Rapid urbanization is one of the defining challenges of contemporary societies.
For cities to realize the potentials and avoid the pitfalls of population and
economic growth, good urban planning is critical. In many countries,
unplanned city extensions and decades of car-centric urban design have created
sprawling city-regions. As these unplanned areas offer few work opportunities,
people and goods have been forced to travel long distances to employment
opportunities, leading to congestion, pollution and a generally reduced quality
of live. A lack of planning has also led to slum formation, spatial inequality
and segregated communities in many contexts, exacerbating inequality and
injustice and triggering turmoil and revolt. Over 61% of dwellers in Sub-Saharan
Africa, 24% in Latin America and 30% in Asia occupy land informally. The
lack of adequate street networks and limited and dwindling public space in
cities compound further urban inefficiencies and inequalities. Planning should
anticipate urban growth, as when land is already occupied and natural areas
destroyed, restructuring or rebuilding it becomes a very costly and difficult
process. Planning, urban design and public space structure the city, and are
powerful tools to engage with these challenges.
Cities of the future should be ‘designed to live together’ and urban planning
is the tool that will help us accomplish this. One reason is that design of the
physical environment greatly influences how people interact with each other.

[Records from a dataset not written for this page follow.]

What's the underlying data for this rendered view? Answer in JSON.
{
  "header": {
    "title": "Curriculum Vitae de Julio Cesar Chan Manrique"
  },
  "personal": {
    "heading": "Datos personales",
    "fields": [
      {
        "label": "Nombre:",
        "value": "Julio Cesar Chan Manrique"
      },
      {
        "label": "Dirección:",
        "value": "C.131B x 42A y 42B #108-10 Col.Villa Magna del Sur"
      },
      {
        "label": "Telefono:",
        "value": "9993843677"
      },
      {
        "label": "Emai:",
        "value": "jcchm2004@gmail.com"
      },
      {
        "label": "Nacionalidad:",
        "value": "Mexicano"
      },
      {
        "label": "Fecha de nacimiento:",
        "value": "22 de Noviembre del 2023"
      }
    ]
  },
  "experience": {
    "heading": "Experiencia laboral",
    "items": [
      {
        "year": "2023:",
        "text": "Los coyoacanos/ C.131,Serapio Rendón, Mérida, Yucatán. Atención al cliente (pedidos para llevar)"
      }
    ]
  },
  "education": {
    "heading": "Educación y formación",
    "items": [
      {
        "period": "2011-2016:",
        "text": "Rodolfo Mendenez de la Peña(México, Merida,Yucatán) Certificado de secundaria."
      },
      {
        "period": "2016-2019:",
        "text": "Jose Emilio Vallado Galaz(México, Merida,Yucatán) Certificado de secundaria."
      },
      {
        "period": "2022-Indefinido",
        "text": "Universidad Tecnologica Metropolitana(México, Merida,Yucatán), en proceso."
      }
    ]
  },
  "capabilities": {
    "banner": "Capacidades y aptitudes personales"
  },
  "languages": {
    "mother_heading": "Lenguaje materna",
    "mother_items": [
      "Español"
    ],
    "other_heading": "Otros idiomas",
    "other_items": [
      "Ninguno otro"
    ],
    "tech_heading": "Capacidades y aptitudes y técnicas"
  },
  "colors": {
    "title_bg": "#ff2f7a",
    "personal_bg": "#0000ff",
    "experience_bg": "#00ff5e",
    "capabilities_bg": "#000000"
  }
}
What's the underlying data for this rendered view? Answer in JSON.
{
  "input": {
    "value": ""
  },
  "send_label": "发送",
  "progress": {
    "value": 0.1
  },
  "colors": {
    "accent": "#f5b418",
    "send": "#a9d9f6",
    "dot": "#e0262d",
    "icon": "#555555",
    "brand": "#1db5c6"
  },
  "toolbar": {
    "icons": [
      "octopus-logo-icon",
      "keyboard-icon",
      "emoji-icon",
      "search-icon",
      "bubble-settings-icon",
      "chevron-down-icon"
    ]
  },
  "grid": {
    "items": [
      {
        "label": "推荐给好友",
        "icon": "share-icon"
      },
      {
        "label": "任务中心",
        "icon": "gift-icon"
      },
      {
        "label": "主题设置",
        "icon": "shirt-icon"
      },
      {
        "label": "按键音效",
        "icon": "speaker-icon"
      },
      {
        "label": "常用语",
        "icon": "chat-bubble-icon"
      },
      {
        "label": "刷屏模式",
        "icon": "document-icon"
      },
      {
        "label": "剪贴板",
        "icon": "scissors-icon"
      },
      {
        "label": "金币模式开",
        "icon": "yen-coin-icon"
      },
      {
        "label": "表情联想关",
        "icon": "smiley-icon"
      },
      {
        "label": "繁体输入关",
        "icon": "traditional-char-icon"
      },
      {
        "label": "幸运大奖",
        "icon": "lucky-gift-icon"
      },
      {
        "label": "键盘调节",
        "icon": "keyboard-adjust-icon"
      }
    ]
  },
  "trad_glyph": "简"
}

Broad sidewalks and commercial street frontage foster economic activity and
make neighborhoods safer. Cities with small building blocks and short distances
between intersections are easy to walk and navigate. And cities with quality
public space invite people to come outside, communicate and collaborate with
each other, and participate in public life. This is why the mission to create
‘public spaces for all’ is one of the anchors of urban planning and design.